Calgary Black Chambers
- Formation: 2020
- Founder: Jon Cornish
- Headquarters: Calgary
- Co-Founders: Jon Cornish, Chi Iliya-Ndule, Kene Ilochonwu, Chucks Okafor, Michael Lee Hing, Akwasi Antwi, Clarence Wynter and Charles Buchanan
- Website: calgaryblackchambers.ca

= Calgary Black Chambers =

Canadian society of Black professionals

The Calgary Black Chambers is a Canadian society of Black professionals based in Calgary, Alberta. It promotes leadership capacity, advocates for social justice, and runs the Calgary Black Achievement Awards.

== Organization ==

The Calgary Black Chambers was started by Jon Cornish, who "rounded up a few dozen Black professionals to join him in his efforts to nurture Calgary's youth, knowing the struggles young Black Canadians can still face today." Jon's efforts were based on an idea from his wife, inspired by the late Manmeet Bhullar and his work in Calgary's Sikh youth community.

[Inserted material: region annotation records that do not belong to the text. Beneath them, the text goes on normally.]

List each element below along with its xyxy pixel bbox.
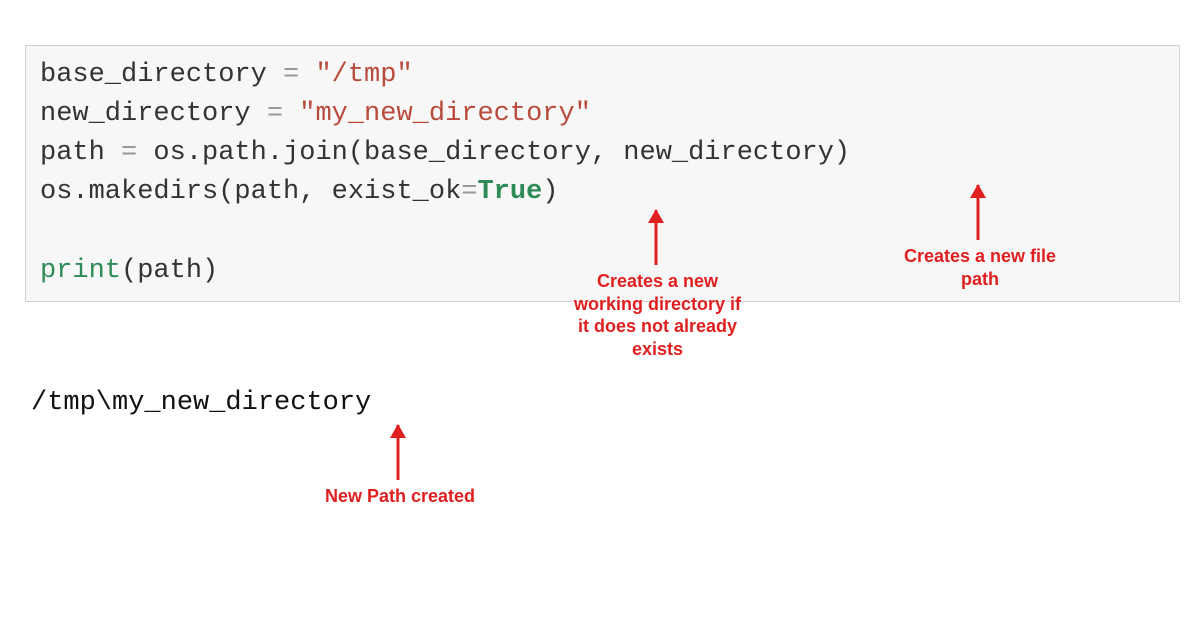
code-line-1: base_directory = "/tmp"	[40, 60, 413, 90]
annotation-makedirs: Creates a new working directory if it do…	[565, 270, 750, 360]
annotation-newpath: New Path created	[310, 485, 490, 508]
arrow-newpath	[390, 425, 406, 480]
code-line-3: path = os.path.join(base_directory, new_…	[40, 138, 850, 168]
annotation-newfilepath: Creates a new file path	[890, 245, 1070, 290]
code-line-6: print(path)	[40, 256, 218, 286]
code-token: path	[40, 138, 121, 168]
code-token-str: "my_new_directory"	[283, 99, 591, 129]
arrow-newfilepath	[970, 185, 986, 240]
code-token-op: =	[283, 60, 299, 90]
output-text: /tmp\my_new_directory	[31, 388, 371, 418]
code-token-str: "/tmp"	[299, 60, 412, 90]
code-line-2: new_directory = "my_new_directory"	[40, 99, 591, 129]
code-token: os.path.join(base_directory, new_directo…	[137, 138, 850, 168]
code-token-op: =	[461, 177, 477, 207]
code-token: (path)	[121, 256, 218, 286]
code-token-op: =	[267, 99, 283, 129]
code-token: os.makedirs(path, exist_ok	[40, 177, 461, 207]
code-token: )	[542, 177, 558, 207]
code-token-op: =	[121, 138, 137, 168]
code-line-4: os.makedirs(path, exist_ok=True)	[40, 177, 559, 207]
code-token-call: print	[40, 256, 121, 286]
code-token-kw: True	[477, 177, 542, 207]
arrow-makedirs	[648, 210, 664, 265]
code-token: new_directory	[40, 99, 267, 129]
code-token: base_directory	[40, 60, 283, 90]
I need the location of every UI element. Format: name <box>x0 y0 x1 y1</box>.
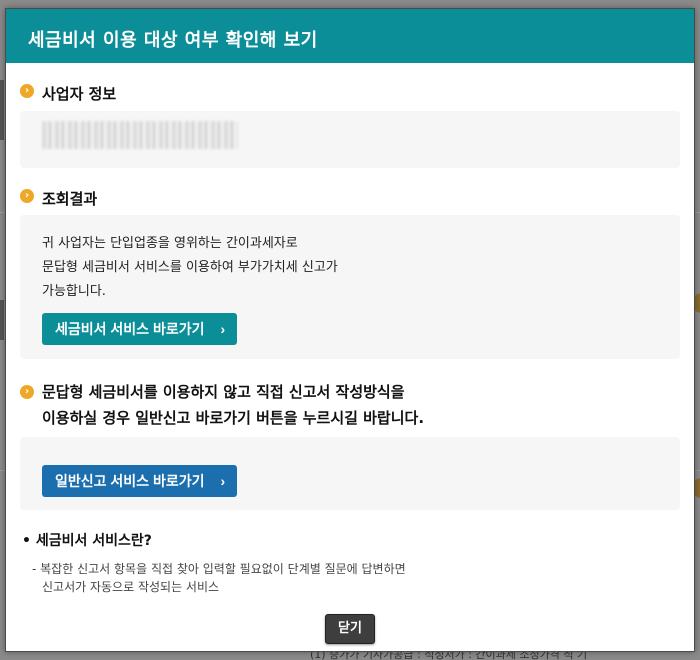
tax-secretary-service-button-label: 세금비서 서비스 바로가기 <box>55 321 205 337</box>
close-button[interactable]: 닫기 <box>325 614 375 644</box>
background-left-strip <box>0 300 4 340</box>
general-filing-section: › 문답형 세금비서를 이용하지 않고 직접 신고서 작성방식을 이용하실 경우… <box>20 379 680 510</box>
chevron-right-icon: › <box>220 321 226 337</box>
business-info-heading-text: 사업자 정보 <box>42 85 117 103</box>
chevron-right-circle-icon: › <box>20 385 34 399</box>
about-description-line: 신고서가 자동으로 작성되는 서비스 <box>42 580 220 594</box>
general-filing-service-button[interactable]: 일반신고 서비스 바로가기 › <box>42 465 238 497</box>
modal-header: 세금비서 이용 대상 여부 확인해 보기 <box>6 9 694 63</box>
chevron-right-icon: › <box>220 473 226 489</box>
about-description: - 복잡한 신고서 항목을 직접 찾아 입력할 필요없이 단계별 질문에 답변하… <box>20 560 680 596</box>
result-box: 귀 사업자는 단입업종을 영위하는 간이과세자로 문답형 세금비서 서비스를 이… <box>20 215 680 359</box>
about-heading: • 세금비서 서비스란? <box>22 533 152 549</box>
redacted-business-number <box>42 121 238 149</box>
general-filing-service-button-label: 일반신고 서비스 바로가기 <box>55 473 205 489</box>
business-info-heading: › 사업자 정보 <box>20 83 680 104</box>
result-text-line: 문답형 세금비서 서비스를 이용하여 부가가치세 신고가 <box>42 260 338 275</box>
business-info-box <box>20 111 680 168</box>
close-button-wrap: 닫기 <box>20 614 680 644</box>
result-heading: › 조회결과 <box>20 188 680 209</box>
general-filing-heading-line: 문답형 세금비서를 이용하지 않고 직접 신고서 작성방식을 <box>42 383 405 401</box>
general-filing-heading: › 문답형 세금비서를 이용하지 않고 직접 신고서 작성방식을 이용하실 경우… <box>20 379 680 431</box>
result-heading-text: 조회결과 <box>42 190 98 208</box>
chevron-right-circle-icon: › <box>20 189 34 203</box>
background-left-strip <box>0 80 4 140</box>
result-text-line: 가능합니다. <box>42 284 106 299</box>
about-description-line: - 복잡한 신고서 항목을 직접 찾아 입력할 필요없이 단계별 질문에 답변하… <box>32 562 406 576</box>
general-filing-heading-line: 이용하실 경우 일반신고 바로가기 버튼을 누르시길 바랍니다. <box>42 409 425 427</box>
business-info-section: › 사업자 정보 <box>20 83 680 168</box>
result-text-line: 귀 사업자는 단입업종을 영위하는 간이과세자로 <box>42 236 298 251</box>
chevron-right-circle-icon: › <box>20 84 34 98</box>
tax-secretary-eligibility-modal: 세금비서 이용 대상 여부 확인해 보기 › 사업자 정보 › 조회결과 귀 사… <box>5 8 695 652</box>
result-section: › 조회결과 귀 사업자는 단입업종을 영위하는 간이과세자로 문답형 세금비서… <box>20 188 680 359</box>
modal-title: 세금비서 이용 대상 여부 확인해 보기 <box>28 30 318 51</box>
modal-body: › 사업자 정보 › 조회결과 귀 사업자는 단입업종을 영위하는 간이과세자로… <box>6 83 694 644</box>
general-filing-box: 일반신고 서비스 바로가기 › <box>20 437 680 510</box>
tax-secretary-service-button[interactable]: 세금비서 서비스 바로가기 › <box>42 313 238 345</box>
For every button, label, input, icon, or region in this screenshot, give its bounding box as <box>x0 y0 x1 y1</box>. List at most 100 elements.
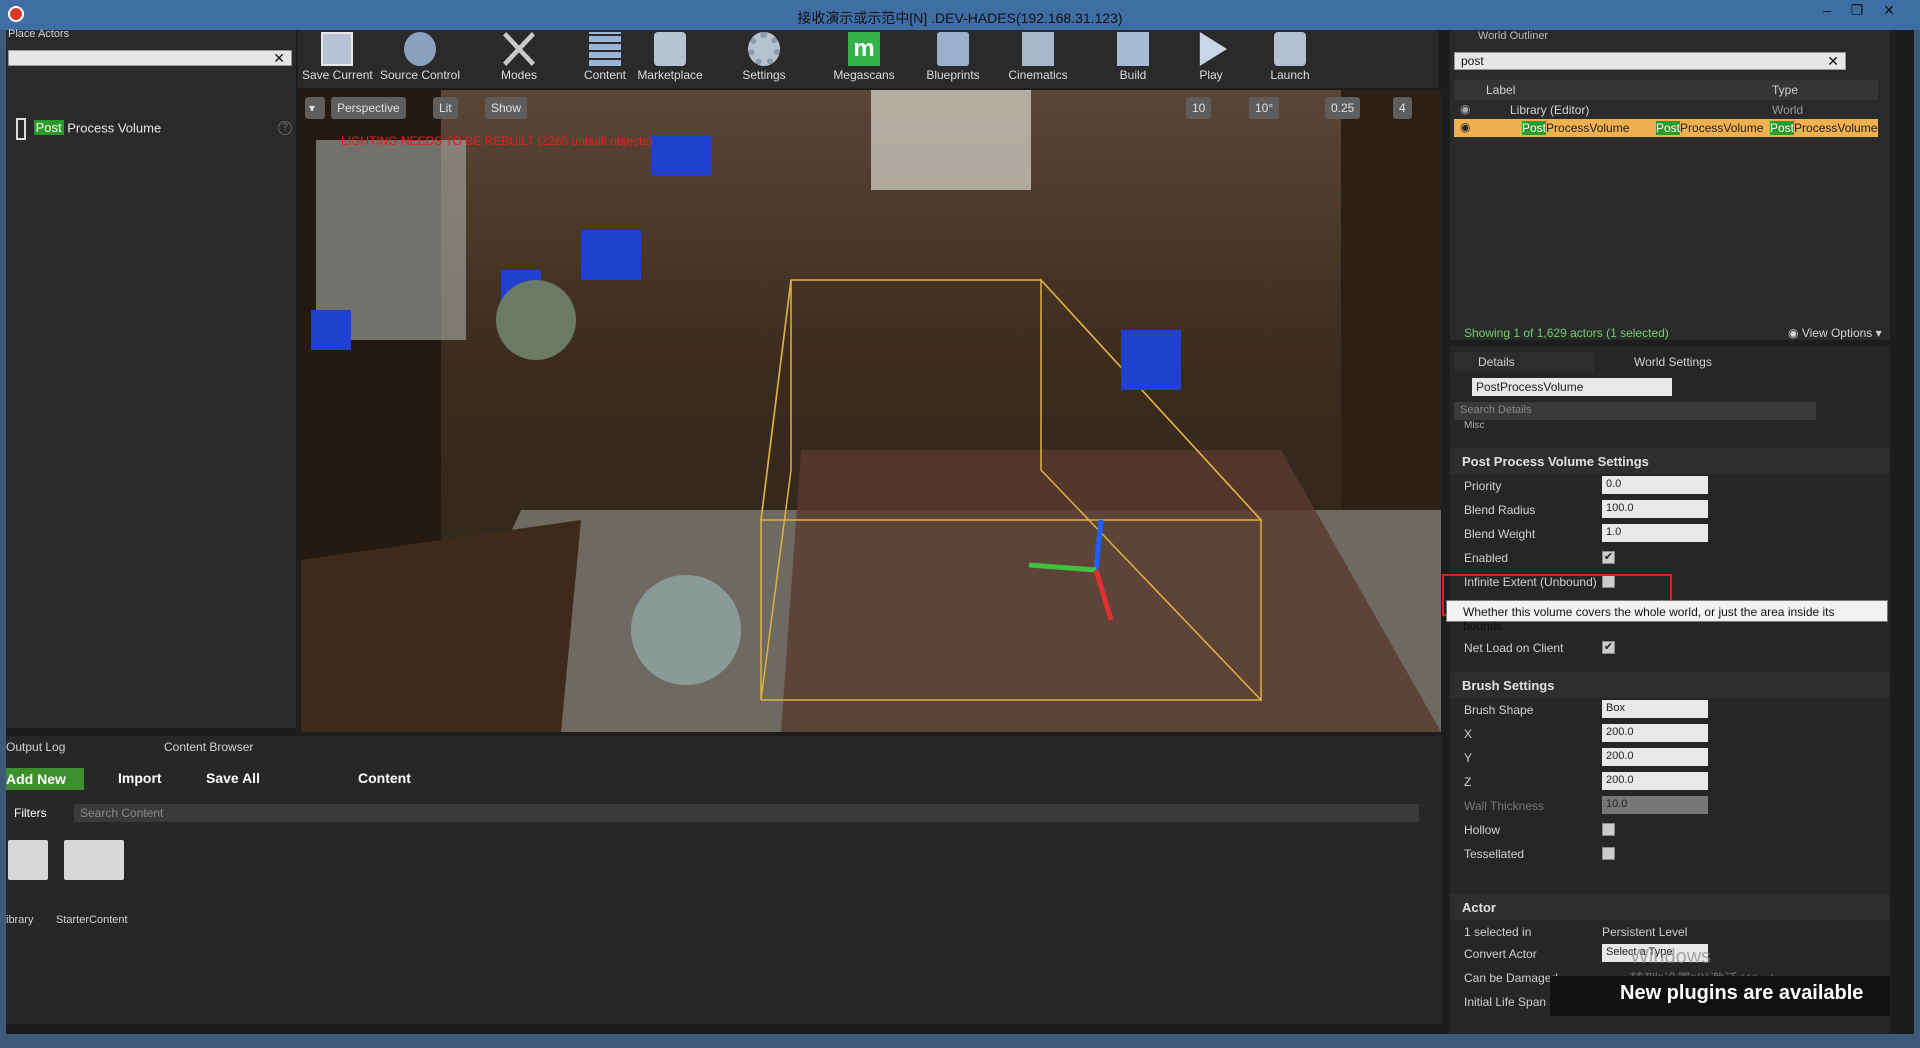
perspective-button[interactable]: Perspective <box>331 97 406 119</box>
play-button[interactable]: Play <box>1186 30 1236 88</box>
source-control-button[interactable]: Source Control <box>378 30 462 88</box>
modes-icon <box>503 32 535 66</box>
hollow-checkbox[interactable] <box>1602 823 1615 836</box>
row-blend-radius: Blend Radius 100.0 <box>1450 498 1890 522</box>
outliner-search-input[interactable]: post ✕ <box>1454 52 1846 70</box>
cinematics-button[interactable]: Cinematics <box>998 30 1078 88</box>
grid-snap[interactable]: 10 <box>1186 97 1212 119</box>
actor-name-input[interactable]: PostProcessVolume <box>1472 378 1672 396</box>
row-enabled: Enabled ✔ <box>1450 546 1890 570</box>
tab-content-browser[interactable]: Content Browser <box>156 740 253 754</box>
marketplace-icon <box>654 32 686 66</box>
settings-button[interactable]: Settings <box>734 30 794 88</box>
row-x: X 200.0 <box>1450 722 1890 746</box>
build-button[interactable]: Build <box>1108 30 1158 88</box>
help-icon[interactable]: ? <box>278 121 292 135</box>
toolbar-label: Launch <box>1270 68 1310 82</box>
search-details-input[interactable]: Search Details <box>1454 402 1816 420</box>
search-content-input[interactable]: Search Content <box>74 804 1419 822</box>
lighting-warning: LIGHTING NEEDS TO BE REBUILT (2265 unbui… <box>341 134 653 148</box>
type-rest: ProcessVolume <box>1794 121 1878 135</box>
priority-field[interactable]: 0.0 <box>1602 476 1708 494</box>
outliner-tab[interactable]: World Outliner <box>1478 30 1548 42</box>
rotation-snap[interactable]: 10° <box>1249 97 1280 119</box>
toolbar-label: Marketplace <box>637 68 703 82</box>
enabled-checkbox[interactable]: ✔ <box>1602 551 1615 564</box>
row-label: Library (Editor) <box>1510 103 1590 117</box>
scale-snap[interactable]: 0.25 <box>1325 97 1361 119</box>
tessellated-checkbox[interactable] <box>1602 847 1615 860</box>
maximize-button[interactable]: ❐ <box>1842 2 1872 20</box>
eye-icon[interactable]: ◉ <box>1460 120 1470 134</box>
import-button[interactable]: Import <box>118 770 162 786</box>
launch-button[interactable]: Launch <box>1262 30 1318 88</box>
row-wall-thickness: Wall Thickness 10.0 <box>1450 794 1890 818</box>
outliner-header: Label Type <box>1454 80 1878 100</box>
folder-icon[interactable] <box>8 840 48 880</box>
blend-radius-field[interactable]: 100.0 <box>1602 500 1708 518</box>
row-net-load: Net Load on Client ✔ <box>1450 636 1890 660</box>
place-actors-tab[interactable]: Place Actors <box>6 29 296 42</box>
category-brush-settings[interactable]: Brush Settings <box>1450 672 1890 698</box>
tab-details[interactable]: Details <box>1454 352 1594 372</box>
save-all-button[interactable]: Save All <box>206 770 260 786</box>
brush-shape-select[interactable]: Box <box>1602 700 1708 718</box>
marketplace-button[interactable]: Marketplace <box>632 30 708 88</box>
plugins-notification[interactable]: New plugins are available <box>1550 976 1890 1016</box>
save-current-button[interactable]: Save Current <box>302 30 373 88</box>
category-actor[interactable]: Actor <box>1450 894 1890 920</box>
toolbar-label: Content <box>583 68 627 82</box>
item-label: Process Volume <box>63 120 162 136</box>
folder-icon[interactable] <box>64 840 124 880</box>
close-button[interactable]: ✕ <box>1874 2 1904 20</box>
camera-speed[interactable]: 4 <box>1393 97 1412 119</box>
toolbar-label: Source Control <box>379 68 461 82</box>
list-item-post-process-volume[interactable]: Post Process Volume ? <box>16 118 296 140</box>
blueprints-button[interactable]: Blueprints <box>918 30 988 88</box>
minimize-button[interactable]: – <box>1812 2 1842 20</box>
add-new-button[interactable]: Add New <box>6 768 84 790</box>
prop-label: 1 selected in <box>1464 925 1532 939</box>
outliner-row-world[interactable]: ◉ Library (Editor) World <box>1454 101 1878 119</box>
search-value: post <box>1461 54 1484 68</box>
tab-output-log[interactable]: Output Log <box>6 740 65 754</box>
show-button[interactable]: Show <box>485 97 528 119</box>
category-post-process-volume[interactable]: Post Process Volume Settings <box>1450 448 1890 474</box>
lit-button[interactable]: Lit <box>433 97 458 119</box>
content-icon <box>589 32 621 66</box>
col-label[interactable]: Label <box>1486 83 1515 97</box>
prop-label: X <box>1464 727 1473 741</box>
row-y: Y 200.0 <box>1450 746 1890 770</box>
path-content[interactable]: Content <box>358 770 411 786</box>
prop-label: Z <box>1464 775 1472 789</box>
blend-weight-field[interactable]: 1.0 <box>1602 524 1708 542</box>
view-options-button[interactable]: ◉ View Options ▾ <box>1788 326 1882 340</box>
z-field[interactable]: 200.0 <box>1602 772 1708 790</box>
tab-world-settings[interactable]: World Settings <box>1604 352 1744 372</box>
build-icon <box>1117 32 1149 66</box>
clear-search-icon[interactable]: ✕ <box>273 50 285 67</box>
col-type[interactable]: Type <box>1772 83 1798 97</box>
save-icon <box>321 32 353 66</box>
y-field[interactable]: 200.0 <box>1602 748 1708 766</box>
row-brush-shape: Brush Shape Box <box>1450 698 1890 722</box>
place-actors-search-input[interactable]: ✕ <box>8 50 292 66</box>
row-type-2: PostProcessVolume <box>1770 121 1877 135</box>
net-load-checkbox[interactable]: ✔ <box>1602 641 1615 654</box>
prop-label: Initial Life Span <box>1464 995 1547 1009</box>
outliner-status: Showing 1 of 1,629 actors (1 selected) <box>1464 326 1669 340</box>
modes-button[interactable]: Modes <box>494 30 544 88</box>
content-button[interactable]: Content <box>580 30 630 88</box>
viewport-options-button[interactable]: ▾ <box>305 97 325 119</box>
outliner-row-selected[interactable]: ◉ PostProcessVolume PostProcessVolume Po… <box>1454 119 1878 137</box>
filters-button[interactable]: Filters <box>14 806 47 820</box>
clear-search-icon[interactable]: ✕ <box>1827 53 1839 70</box>
content-browser-panel: Output Log Content Browser Add New Impor… <box>6 736 1442 1024</box>
megascans-button[interactable]: m Megascans <box>824 30 904 88</box>
x-field[interactable]: 200.0 <box>1602 724 1708 742</box>
eye-icon[interactable]: ◉ <box>1460 102 1470 116</box>
misc-category[interactable]: Misc <box>1464 420 1485 431</box>
play-icon <box>1199 32 1227 66</box>
level-viewport[interactable]: ▾ Perspective Lit Show LIGHTING NEEDS TO… <box>301 90 1441 732</box>
row-hollow: Hollow <box>1450 818 1890 842</box>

Alongside founding board members Chi Iliya-Ndule, Kene Ilochonwu, Michael Lee Hing, Chucks Okafor, Akwasi Antwi, Clarence Wynter, and Charles Buchanan, the Calgary Black Chambers came to be in 2020. As of February 2022, the organization had 200 members.

== Activities ==
Calgary Black Chambers provides annual educational scholarships ranging from $1,000 to $7,000. It also provides mentorship to secondary and post-secondary students and runs the Calgary Black Achievement Awards.

In 2022, Calgary Black Chambers was named the recipient of the Friends of Education Award (Zone 5) by the Alberta School Boards Association. The same year, the organization called for an inquiry into the killing of Latjor Tuel.

In 2025, the Calgary Foundation reported that the Calgary Black Chambers Scholarship Fund awarded 20 scholarships totaling $85,000 to Black youth in Calgary. The same year, Calgary Black Chambers was featured on Global News Morning Calgary during Black History Month, where representatives discussed mentorship initiatives and the Calgary Black Achievement Awards.